Mai, besteht die feste Absicht die Justizaußenstelle Rottenstein zu
schließen.
Rottenstein ist eine Justizaußenstelle, die von straffällig
gewordenen Erwachsenen,
die zu nicht mehr als einem
Jahr Freiheitsentzug verurteilt wurden, als
landwirtschaftlicher Betrieb geführt wird. Bis zu 50 Häftlinge werden
hier von zehn
Beamten im sogenannten “gelockerten Strafvollzug" betreut. Die in
Rottenstein
hergestellten landwirtschaftlichen Produkte finden sowohl in der Justizanstalt
Klagenfurt als auch in anderen österreichischen Justizanstalten
Verwendung. Da
diese Form des humanen Strafvollzugs weit über die Grenzen
Österreichs hinaus
große Beachtung findet, ist es sehr bedauerlich und sachlich völlig
unverständlich,
dass der Justizminister diese vorbildliche Einrichtung als “nicht mehr
zeitgemäß und
unrentabel" bezeichnet. Als “Geldverschwendung im großen
Stil" ist höchstens die
jetzige Vorgangsweise des Justizministers zu bezeichnen, da in den Jahren 1993
bis
2001 aufgrund von langfristigen Überlegungen rund 140 Millionen Schilling
aus
Steuermitteln in die Renovierung der Justizaußenstelle Rottenstein
geflossen sind -
Steuermittel, die nun mit einem Schlag “vernichtet" würden. Da
sich aus den
Umständen der begründete Verdacht ergibt, dass die
Justizaußenstelle Rottenstein
weniger aus sachlichen, sondern vielmehr aus anderen - kaum nachvollziehbaren -
Gründung vor der Schließung steht, stellen die unterfertigten
Abgeordneten an den
Bundesminister für Justiz nachstehende
ANFRAGE
1.) Zahlreichen
Medienberichten der letzten Tage und Woche ist zu entnehmen,
dass Sie die Justizaußenstelle Rottenstein schließen wollen, was
sind die
Gründe für die beabsichtigte Schließung?
2.) Seit wann sind Ihnen diese Gründe bekannt?
3.) Die
Schließungspläne bezüglich Rottenstein sind erstmals bei einer
Pressekonferenz am 8. Mai in Kärnten durch Sie publik gemacht worden.
Haben Sie vor dem 8. Mai die Justizaußenstelle Rottenstein persönlich
besucht, um sich vor Ort ein Bild von dieser Einrichtung zu machen?
4.) Wie viele
Schillinge bzw.
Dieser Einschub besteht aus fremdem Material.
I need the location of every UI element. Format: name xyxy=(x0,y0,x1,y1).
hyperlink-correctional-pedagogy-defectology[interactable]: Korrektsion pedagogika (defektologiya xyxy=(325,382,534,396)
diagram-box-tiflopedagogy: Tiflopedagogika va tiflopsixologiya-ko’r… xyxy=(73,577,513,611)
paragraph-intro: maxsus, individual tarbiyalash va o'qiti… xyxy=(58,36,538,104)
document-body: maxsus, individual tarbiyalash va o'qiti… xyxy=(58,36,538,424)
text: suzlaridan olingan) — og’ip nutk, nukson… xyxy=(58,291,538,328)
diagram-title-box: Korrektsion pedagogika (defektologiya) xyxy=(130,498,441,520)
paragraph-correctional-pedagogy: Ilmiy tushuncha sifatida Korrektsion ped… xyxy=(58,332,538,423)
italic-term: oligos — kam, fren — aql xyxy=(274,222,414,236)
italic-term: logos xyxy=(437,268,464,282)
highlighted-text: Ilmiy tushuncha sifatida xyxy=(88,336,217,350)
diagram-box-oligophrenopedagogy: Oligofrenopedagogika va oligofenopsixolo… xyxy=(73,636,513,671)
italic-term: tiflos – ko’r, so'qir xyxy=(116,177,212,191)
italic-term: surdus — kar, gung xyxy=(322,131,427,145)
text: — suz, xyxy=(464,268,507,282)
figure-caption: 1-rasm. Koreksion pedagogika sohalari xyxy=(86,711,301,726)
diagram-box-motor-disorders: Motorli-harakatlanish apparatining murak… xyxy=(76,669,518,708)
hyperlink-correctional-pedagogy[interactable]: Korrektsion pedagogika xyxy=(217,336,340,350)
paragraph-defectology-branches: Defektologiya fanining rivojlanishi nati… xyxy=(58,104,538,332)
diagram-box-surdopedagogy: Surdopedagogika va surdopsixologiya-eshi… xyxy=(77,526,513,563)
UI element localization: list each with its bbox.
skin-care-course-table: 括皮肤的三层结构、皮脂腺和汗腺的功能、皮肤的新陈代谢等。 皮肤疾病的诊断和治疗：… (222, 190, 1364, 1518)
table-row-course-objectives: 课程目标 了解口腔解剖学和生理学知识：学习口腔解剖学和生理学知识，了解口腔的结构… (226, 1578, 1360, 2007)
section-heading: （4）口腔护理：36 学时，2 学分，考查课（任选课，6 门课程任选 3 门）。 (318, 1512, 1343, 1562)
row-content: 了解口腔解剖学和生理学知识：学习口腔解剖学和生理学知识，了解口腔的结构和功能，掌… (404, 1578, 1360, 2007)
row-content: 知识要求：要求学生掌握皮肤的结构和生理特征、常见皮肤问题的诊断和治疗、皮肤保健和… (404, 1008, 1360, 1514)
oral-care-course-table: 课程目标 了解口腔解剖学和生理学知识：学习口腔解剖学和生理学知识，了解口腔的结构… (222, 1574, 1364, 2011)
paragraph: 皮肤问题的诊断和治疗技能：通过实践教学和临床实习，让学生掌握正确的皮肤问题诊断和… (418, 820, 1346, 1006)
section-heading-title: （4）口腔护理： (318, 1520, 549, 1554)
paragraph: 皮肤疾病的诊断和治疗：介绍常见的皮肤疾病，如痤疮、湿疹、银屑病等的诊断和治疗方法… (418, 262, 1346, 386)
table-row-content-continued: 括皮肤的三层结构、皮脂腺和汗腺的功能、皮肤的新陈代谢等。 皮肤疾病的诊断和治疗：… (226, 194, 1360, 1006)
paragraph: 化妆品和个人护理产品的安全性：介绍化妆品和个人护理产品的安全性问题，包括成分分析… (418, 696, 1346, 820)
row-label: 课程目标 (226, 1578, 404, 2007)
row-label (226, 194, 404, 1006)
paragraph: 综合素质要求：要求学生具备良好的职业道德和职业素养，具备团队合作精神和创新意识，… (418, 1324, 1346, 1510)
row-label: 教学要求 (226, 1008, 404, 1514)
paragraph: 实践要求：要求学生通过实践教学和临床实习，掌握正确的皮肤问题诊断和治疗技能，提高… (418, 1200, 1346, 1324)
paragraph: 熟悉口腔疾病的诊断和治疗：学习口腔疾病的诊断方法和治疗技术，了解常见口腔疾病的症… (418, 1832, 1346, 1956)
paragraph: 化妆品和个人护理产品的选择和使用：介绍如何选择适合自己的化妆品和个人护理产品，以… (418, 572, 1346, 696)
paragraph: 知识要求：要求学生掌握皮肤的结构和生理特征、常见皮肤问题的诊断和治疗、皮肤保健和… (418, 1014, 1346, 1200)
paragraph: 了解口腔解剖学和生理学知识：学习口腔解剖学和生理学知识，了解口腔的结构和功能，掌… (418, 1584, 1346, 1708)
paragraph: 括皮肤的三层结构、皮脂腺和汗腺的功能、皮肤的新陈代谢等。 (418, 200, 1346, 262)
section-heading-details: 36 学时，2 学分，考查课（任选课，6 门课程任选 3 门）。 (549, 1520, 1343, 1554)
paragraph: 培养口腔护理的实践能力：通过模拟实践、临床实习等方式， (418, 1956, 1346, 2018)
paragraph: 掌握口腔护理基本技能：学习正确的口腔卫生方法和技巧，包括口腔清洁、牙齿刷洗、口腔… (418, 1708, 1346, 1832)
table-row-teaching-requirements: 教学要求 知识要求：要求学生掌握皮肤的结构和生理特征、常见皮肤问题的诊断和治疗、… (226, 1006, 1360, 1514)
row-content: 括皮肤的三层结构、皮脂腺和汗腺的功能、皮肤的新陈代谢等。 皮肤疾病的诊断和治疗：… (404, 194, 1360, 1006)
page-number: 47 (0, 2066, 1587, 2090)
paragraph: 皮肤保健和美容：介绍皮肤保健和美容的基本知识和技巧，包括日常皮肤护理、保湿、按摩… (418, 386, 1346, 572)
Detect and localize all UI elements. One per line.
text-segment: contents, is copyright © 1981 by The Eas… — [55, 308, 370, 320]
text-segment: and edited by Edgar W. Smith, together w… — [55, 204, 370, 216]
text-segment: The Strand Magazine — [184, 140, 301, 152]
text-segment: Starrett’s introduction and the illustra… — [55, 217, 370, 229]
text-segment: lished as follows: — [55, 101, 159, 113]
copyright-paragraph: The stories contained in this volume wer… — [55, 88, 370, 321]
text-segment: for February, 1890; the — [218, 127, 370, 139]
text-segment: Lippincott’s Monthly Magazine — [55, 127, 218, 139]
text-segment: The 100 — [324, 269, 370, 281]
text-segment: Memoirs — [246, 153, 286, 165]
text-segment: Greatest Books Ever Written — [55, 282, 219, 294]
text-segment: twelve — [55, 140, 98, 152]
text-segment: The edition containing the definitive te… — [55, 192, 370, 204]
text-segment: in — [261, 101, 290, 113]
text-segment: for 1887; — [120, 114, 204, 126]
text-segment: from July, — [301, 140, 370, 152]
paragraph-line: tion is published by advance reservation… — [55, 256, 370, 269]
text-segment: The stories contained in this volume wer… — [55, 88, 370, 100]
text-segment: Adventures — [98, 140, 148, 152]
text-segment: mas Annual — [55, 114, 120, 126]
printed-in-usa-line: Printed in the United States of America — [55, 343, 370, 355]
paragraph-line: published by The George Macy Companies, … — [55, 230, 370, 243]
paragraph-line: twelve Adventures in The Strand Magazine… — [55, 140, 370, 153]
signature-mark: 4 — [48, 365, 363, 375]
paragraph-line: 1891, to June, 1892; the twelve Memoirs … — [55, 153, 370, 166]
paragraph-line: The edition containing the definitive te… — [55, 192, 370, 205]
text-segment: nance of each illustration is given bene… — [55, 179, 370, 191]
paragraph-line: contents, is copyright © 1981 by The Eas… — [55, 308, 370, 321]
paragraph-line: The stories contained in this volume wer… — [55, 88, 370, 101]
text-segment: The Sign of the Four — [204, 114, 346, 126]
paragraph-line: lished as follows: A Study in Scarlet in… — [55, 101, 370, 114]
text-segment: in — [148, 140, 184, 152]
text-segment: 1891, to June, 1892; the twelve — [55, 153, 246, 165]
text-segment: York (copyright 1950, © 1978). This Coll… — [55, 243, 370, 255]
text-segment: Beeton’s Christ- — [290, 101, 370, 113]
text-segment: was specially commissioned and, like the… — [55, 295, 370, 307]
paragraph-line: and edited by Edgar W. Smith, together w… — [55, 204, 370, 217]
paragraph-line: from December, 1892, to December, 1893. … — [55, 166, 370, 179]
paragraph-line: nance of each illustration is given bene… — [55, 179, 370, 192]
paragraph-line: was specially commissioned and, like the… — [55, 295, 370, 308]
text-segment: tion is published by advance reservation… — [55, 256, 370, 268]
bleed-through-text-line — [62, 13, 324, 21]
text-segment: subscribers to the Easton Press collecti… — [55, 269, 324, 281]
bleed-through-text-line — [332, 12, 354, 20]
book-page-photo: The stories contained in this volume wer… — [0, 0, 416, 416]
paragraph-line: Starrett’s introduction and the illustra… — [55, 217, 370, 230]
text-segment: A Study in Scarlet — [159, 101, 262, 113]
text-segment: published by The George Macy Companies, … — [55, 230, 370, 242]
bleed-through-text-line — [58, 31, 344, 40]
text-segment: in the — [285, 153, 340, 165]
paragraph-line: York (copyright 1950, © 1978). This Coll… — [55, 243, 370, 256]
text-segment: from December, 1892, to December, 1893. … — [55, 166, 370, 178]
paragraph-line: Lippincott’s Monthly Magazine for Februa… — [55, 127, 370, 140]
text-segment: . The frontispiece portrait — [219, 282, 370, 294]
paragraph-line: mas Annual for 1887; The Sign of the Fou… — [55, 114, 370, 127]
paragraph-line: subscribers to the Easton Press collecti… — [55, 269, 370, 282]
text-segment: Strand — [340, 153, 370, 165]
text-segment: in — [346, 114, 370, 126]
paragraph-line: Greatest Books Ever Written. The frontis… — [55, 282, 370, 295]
Euro aus öffentlichen Geldern wurde in den letzten
sieben Jahren in Rottenstein investiert?
5.) Hat es zum
Zeitpunkt dieser Investitionen bereits Pläne gegeben die
Justizaußenstelle Rottenstein wegen “Unrentabilität" zu
schließen?
6.) Ist das
Bestehen oder Nichtbestehen von Strafvollzugsanstalten In Österreich
primär von deren
Wirtschaftlichkeit abhängig oder spielen auch andere
Interessen eine Rolle?
7.) Welche
Kriterien spielen bei der Prüfung der Wirtschaftlichkeit einer
Justizanstalt eine Rolle?
8.) Welche Justizanstalten in Österreich erzielen Gewinne?
9.) Wurde die
Justizaußenstelle Rottenstein einer Wirtschaftlichkeitsstudie
unterzogen? Wenn ja, was hat diese ergeben, wer hat sie durchgeführt und
wer hat den Auftrag dazu gegeben?
10.) Sind sie bereit die
Wirtschaftlichkeitsstudie - so es eine solche überhaupt gibt
- dem Parlament vorzulegen?
11.) Wie waren die
landwirtschaftlichen Erträge der Justizaußenstelle Rottenstein
in den Jahren von 1995 bis
2001 getrennt nach den Produkten Milch,
Milchprodukten, Fleisch und Gemüse?
12.) Wie viel öffentliche
Mittel hätten aufgewendet werden müssen, um diese
Produkte am freien Markt zuzukaufen?
13.) Wurde die
Justizaußenstelle Rottenstein im Auftrag des Justizministeriums
bereits einer Schätzung unterzogen? Wenn ja, welchen Wert hat diese
Schätzung erbracht?
14.) Aufgrund welcher
Flächenwidmungen wurde die Schätzung der einzelnen
Teilflächen der Liegenschaft in Rottenstein durchgeführt und aus
weichen
Teilbeträgen setzt sich
das Schätzungsergebnis zusammen?
15.) Gibt es bereits
Interessenten, die die Liegenschaft Rottenstein erwerben
wollen? Wenn ja, wer sind diese Interessenten?
16.) Wurde die
Bundesimmobiliengesellschaft BIG von Ihnen beauftragt mit
potentiellen Käufern Verkaufsverhandlungen bezüglich Rottenstein zu
führen?
17.) Bis wann soll die Justizaußenstelle Rottenstein geschlossen werden?
18.) Ist
gewährleistet, dass die zehn von einer Schließung betroffenen
Justizwachebeamten in Rottenstein in der Justizanstalt Klagenfurt ihren
derzeitigen dienstrechtlichen Bewertungen entsprechende Arbeitsplätze
erhalten?
19.) Halten Sie
Strafvollzugsanstalten, die im gelockerten Strafvollzug geführt und
wo Häftlinge produktiv tätig werden, für zeitgemäß?
Wenn nein, warum nicht?
20.) Wie viele Freigänge
gab es seit 1995 In der Justizanstalt Klagenfurt und wie
viele in der Justizaußenstelle
Rottenstein?
21.) Gibt es europaweit eine
Tendenz zu vermehrten Freigängen? Wenn ja, in
welchem Ausmaß?
22.) Wo in Klagenfurt
soll das von Ihnen geplante Freigängerhaus errichtet werden
und wie viel öffentliche Mittel müssen für dieses Projekt
investiert werden?
23.) Ist es vorgesehen, dass
in diesem Freigängerhaus in Klagenfurt die Häftlinge
auch produktiv tätig werden und so der öffentlichen Hand
beträchtliche
Mehrkosten ersparen?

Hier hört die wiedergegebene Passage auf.